アジスィトとヤクートの kut 学説との結びつきは、より深い考察に値します。この精緻な霊魂論は三つの魂を区別します。iiye-kut(「母魂」)、buor-kut(「土魂」)、salgyn-kut(「風魂」)です。アジスィトがもたらすのは特に iiye-kut であり、これは新生児の感情的・母性的な遺産を表します。
クセノフォントフはその古典的総合においてこの三区分を体系的に記述しました。buor-kut は大地から(すなわち間接的に Yer-Sub 複合体から)、salgyn-kut は風から(すなわち大気的な力から)もたらされます。アジスィトから直接もたらされるのは iiye-kut のみです。
この細かな区別は宗教現象学的に貴重です。先住民の宗教が西洋的カテゴリーに依拠することなく、複雑な人類学的概念を発展させうることを示しているからです。
ヤクートの出産儀礼はアジスィトを中心に組み立てられ、三段階の論理に従います。第一段階として、出産前にユルタ内に「アジスィトの場所」が準備され、白い馬の毛の束と白樺の枝で印が付けられます。
第二段階として、出産中に産婆はアジスィトに静かに語りかけ、「一つの命を願い求めます」と告げます。第三段階として、出産後、アジスィトは象徴的に三日間その場に留まり、その間は厳しいタブーが課されます。

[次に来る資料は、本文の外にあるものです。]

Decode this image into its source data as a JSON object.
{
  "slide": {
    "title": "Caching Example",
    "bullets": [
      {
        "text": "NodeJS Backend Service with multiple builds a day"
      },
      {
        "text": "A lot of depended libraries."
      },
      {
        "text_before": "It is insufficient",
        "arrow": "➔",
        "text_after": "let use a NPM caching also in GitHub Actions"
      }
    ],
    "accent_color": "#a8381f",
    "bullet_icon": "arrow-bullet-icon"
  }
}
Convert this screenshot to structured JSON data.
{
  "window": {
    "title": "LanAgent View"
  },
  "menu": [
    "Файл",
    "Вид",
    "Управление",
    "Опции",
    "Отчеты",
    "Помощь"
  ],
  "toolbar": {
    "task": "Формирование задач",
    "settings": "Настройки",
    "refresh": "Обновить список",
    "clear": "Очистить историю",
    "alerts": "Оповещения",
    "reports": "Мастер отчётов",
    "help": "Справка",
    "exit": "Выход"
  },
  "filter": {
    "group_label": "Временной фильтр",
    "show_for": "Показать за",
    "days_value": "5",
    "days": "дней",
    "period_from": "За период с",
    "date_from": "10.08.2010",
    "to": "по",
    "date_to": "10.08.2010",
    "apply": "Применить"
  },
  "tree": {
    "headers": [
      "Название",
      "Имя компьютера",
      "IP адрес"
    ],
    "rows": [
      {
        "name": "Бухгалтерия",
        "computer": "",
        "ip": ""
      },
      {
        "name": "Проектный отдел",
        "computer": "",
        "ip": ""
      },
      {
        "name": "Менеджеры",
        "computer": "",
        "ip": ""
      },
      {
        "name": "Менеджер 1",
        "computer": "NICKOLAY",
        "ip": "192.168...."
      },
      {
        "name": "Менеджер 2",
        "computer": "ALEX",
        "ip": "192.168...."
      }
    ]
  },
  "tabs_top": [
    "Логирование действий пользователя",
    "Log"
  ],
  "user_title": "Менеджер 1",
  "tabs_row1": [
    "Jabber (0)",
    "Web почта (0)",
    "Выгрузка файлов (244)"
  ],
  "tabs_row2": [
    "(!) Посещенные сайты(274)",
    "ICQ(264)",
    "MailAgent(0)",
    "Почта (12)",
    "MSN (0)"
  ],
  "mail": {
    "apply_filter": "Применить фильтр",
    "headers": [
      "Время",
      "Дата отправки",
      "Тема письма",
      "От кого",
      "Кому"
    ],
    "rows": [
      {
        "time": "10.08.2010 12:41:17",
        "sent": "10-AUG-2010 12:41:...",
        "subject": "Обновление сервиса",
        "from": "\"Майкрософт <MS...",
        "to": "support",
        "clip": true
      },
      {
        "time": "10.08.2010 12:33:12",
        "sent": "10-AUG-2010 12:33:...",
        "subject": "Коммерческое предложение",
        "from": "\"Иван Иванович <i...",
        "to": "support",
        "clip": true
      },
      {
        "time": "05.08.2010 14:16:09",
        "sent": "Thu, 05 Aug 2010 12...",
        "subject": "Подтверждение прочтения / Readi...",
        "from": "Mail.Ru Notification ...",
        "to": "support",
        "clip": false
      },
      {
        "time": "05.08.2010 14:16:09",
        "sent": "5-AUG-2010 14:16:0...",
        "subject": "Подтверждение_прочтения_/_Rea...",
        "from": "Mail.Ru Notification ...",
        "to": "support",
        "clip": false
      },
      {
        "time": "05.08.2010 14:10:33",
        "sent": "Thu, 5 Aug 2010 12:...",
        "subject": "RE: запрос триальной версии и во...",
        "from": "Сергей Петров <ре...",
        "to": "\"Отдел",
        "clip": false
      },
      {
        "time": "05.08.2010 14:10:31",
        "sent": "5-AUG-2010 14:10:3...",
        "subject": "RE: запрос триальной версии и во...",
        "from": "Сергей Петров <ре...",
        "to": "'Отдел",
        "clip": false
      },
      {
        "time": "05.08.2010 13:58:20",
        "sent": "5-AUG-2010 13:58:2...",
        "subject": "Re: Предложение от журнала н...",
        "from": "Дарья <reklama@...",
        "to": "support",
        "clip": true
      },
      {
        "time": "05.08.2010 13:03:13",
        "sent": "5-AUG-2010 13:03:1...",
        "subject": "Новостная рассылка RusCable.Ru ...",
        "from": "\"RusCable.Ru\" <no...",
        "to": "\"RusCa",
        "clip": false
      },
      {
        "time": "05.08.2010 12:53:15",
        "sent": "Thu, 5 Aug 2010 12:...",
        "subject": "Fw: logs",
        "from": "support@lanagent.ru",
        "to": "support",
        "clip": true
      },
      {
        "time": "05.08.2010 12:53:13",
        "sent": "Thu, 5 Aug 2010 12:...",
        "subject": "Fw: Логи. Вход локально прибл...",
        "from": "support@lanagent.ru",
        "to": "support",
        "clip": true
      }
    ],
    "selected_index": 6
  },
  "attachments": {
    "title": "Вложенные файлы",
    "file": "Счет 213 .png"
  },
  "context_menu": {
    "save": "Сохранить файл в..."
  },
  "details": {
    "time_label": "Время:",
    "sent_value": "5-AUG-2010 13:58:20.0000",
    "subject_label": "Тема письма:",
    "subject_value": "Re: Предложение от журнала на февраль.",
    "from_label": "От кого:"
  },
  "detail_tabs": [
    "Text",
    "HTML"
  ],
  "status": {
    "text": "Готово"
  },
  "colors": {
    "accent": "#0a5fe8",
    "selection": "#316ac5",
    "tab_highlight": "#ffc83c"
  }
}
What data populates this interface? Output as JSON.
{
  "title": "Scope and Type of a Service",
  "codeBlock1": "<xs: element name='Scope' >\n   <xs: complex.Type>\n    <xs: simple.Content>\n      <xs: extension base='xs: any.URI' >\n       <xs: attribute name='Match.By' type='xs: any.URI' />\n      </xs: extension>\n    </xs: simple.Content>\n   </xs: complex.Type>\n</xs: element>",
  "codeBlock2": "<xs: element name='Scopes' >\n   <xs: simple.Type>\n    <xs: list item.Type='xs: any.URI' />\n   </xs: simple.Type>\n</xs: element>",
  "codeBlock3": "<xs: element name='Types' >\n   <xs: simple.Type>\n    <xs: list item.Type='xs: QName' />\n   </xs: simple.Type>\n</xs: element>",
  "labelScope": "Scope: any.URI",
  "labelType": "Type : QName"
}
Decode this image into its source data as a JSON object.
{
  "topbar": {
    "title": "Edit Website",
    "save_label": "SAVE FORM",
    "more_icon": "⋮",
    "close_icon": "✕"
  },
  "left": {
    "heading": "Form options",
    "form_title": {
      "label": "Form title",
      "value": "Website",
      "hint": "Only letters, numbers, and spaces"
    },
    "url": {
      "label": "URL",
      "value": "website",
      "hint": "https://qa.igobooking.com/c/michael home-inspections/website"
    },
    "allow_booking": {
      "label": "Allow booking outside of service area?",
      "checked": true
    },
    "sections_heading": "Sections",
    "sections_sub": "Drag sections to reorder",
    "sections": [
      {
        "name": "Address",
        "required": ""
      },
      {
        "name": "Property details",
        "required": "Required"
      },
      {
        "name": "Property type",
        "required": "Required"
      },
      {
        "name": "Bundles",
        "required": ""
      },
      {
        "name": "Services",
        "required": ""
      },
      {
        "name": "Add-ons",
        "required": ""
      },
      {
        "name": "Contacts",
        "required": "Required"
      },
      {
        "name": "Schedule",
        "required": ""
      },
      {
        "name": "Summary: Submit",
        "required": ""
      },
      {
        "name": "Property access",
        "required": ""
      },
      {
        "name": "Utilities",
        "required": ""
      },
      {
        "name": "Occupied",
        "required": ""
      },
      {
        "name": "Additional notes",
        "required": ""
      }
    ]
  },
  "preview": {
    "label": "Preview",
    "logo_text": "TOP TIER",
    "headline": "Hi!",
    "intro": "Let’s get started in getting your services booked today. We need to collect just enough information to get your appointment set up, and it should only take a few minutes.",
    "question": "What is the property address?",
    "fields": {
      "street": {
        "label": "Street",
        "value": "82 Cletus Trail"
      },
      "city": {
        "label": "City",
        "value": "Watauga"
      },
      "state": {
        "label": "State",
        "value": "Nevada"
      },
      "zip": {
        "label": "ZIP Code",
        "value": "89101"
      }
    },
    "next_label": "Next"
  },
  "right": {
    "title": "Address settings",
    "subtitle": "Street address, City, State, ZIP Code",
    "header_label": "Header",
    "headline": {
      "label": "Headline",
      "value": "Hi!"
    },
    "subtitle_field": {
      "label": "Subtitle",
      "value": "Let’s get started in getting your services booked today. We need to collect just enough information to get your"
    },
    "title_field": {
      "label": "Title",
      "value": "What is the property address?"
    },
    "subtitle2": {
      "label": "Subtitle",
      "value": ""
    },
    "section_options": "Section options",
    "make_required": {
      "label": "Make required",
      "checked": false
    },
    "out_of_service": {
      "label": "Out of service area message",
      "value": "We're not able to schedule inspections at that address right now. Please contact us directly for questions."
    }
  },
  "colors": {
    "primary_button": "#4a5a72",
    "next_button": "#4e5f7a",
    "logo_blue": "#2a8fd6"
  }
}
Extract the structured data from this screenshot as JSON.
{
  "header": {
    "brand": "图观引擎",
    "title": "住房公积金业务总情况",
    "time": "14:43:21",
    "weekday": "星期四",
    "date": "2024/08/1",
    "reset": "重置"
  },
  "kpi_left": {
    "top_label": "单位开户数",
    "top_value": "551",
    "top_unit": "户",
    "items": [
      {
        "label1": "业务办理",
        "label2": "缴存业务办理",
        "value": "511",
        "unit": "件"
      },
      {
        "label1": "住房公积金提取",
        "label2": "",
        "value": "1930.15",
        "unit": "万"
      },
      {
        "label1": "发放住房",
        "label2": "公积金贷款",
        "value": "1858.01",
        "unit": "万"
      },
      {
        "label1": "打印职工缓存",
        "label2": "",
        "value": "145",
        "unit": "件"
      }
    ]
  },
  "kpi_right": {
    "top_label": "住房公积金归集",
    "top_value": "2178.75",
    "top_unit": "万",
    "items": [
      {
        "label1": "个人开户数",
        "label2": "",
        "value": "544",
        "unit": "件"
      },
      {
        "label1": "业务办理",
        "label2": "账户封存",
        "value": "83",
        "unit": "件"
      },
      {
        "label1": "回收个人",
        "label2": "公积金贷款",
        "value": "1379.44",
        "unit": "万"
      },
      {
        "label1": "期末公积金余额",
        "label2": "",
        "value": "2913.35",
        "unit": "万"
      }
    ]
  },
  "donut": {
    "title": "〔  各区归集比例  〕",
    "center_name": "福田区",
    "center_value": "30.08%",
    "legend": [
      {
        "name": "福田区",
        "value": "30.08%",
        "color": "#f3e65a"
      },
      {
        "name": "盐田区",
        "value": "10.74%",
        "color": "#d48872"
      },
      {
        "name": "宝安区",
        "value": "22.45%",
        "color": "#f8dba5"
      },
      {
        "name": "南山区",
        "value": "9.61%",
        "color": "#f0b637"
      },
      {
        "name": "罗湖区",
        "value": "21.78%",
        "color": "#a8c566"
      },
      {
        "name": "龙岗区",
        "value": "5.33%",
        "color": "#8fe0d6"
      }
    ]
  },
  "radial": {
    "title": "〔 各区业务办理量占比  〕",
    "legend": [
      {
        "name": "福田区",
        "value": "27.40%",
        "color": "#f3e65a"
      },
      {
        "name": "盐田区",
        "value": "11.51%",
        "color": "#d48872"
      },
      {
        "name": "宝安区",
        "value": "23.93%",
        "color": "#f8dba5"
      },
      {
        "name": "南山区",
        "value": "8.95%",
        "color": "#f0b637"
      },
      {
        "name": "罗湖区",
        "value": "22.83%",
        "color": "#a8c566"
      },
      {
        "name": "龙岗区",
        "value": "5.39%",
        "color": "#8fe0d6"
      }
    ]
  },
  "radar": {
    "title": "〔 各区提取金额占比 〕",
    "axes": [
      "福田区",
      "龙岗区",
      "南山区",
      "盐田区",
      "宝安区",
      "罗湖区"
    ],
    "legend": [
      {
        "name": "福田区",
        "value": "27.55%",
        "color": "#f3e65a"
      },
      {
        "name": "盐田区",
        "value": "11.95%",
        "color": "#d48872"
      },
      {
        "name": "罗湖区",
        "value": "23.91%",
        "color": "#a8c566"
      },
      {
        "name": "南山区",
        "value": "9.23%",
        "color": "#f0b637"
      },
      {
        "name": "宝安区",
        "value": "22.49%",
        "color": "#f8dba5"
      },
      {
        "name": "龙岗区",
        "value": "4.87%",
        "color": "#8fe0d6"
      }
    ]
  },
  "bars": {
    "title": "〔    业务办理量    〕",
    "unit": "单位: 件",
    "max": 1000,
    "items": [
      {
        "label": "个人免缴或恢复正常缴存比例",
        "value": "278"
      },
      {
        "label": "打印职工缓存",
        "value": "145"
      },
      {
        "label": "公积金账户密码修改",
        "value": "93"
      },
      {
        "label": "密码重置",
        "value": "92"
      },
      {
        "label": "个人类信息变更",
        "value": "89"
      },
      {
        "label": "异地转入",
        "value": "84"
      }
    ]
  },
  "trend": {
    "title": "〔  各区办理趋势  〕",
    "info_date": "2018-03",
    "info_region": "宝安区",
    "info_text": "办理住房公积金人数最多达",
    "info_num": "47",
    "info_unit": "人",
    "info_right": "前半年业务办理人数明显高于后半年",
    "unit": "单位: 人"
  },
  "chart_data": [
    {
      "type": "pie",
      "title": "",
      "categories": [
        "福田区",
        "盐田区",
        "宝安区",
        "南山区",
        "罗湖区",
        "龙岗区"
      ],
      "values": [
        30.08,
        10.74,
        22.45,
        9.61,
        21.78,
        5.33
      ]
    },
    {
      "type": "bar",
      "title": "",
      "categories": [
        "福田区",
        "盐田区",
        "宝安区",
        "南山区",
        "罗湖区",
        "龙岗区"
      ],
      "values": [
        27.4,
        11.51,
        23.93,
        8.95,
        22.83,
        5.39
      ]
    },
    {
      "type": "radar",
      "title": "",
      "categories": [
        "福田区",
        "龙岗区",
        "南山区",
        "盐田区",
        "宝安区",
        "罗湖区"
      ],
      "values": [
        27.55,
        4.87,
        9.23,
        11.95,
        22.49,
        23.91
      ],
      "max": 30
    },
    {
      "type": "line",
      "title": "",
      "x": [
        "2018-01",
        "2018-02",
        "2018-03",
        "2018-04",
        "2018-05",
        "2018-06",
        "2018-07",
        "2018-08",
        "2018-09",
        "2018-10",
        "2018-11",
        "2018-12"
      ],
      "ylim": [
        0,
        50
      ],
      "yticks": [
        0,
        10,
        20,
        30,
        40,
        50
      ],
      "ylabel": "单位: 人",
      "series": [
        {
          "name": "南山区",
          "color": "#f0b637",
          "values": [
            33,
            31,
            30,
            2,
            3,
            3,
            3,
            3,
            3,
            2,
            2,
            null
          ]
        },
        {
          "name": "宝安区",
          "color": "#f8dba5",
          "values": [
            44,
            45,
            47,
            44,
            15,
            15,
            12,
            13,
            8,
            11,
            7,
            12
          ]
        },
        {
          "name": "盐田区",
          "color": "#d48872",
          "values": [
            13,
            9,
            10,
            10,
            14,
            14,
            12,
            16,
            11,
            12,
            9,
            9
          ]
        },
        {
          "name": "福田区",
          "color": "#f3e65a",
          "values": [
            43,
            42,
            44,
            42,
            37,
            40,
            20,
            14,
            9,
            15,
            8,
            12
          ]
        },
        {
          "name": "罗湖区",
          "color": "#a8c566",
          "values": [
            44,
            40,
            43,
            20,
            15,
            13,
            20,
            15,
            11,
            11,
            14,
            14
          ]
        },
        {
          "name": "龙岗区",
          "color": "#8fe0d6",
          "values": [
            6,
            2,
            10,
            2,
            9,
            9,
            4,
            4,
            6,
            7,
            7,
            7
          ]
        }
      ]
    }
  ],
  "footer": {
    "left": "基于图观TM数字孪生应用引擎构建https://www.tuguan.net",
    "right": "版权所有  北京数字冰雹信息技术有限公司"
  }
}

セレシェフスキー(1896)はこの三段階の構造を詳細に記述しました。宗教人類学的には、ファン・ヘネップの意味における「通過儀礼」の古典的事例です。分離・境界・統合の三相です。
現代のサハ共和国では、この儀礼は現代医療実践と組み合わせる形で修正されながらも引き続き行われています。このハイブリッド化は宗教社会学的に興味深い現象です。
アジスィト(Aiyysyt とも表記)は、北東シベリアのヤクーチア(サハ共和国)に住むテュルク語系民族サハ族の出産神・運命神です。子どもを生へと導き、誕生の瞬間にその場に立ち会うとされる力ある存在です。
広く伝わる観念によれば、アジスィトは出産後数日間、母と子のもとに留まり、その後家を離れます。その滞在と別れには清めの規範と小さな供犠の行為が伴いました。
ただし資料状況は乏しく困難を伴います。アジスィトについて知られていることの大部分は、19世紀末から20世紀初頭にかけてロシア人や流刑民族誌家がヤクートの宗教を記録した資料に由来します。
ヤクーチアに流刑されたポーランド人、ワシリ・シェロシェフスキーはサハ族に関する大部の民族誌を著し、そこに出産儀礼も収録されています。このような記録は貴重ですが、先住民の宗教がすでに正教会の宣教とロシア行政によって上書きされていた時代に成立したものです。
加えて、アジスィトは資料の中で常に明確な輪郭を持って現れるわけではありません。単一の女神として描かれることもあれば、人間の出産や家畜の繁殖など異なる管轄を持つ霊的存在の類として描かれることもあります。
この不明確さは研究の欠陥ではなく、固定した神々の目録ではなく流動的な守護力の場に基づいていたと思われる世界観を反映していると考えられます。したがってアジスィトについての記述は必然的に暫定的なものにとどまります。
アジスィトはヤクートの伝承において、生命魂を与える天上の授与者とされ、生まれ来る子に息吹と運命の糸を与え、薫煙や食物供犠を通じた出産儀礼の中で呼び求められます。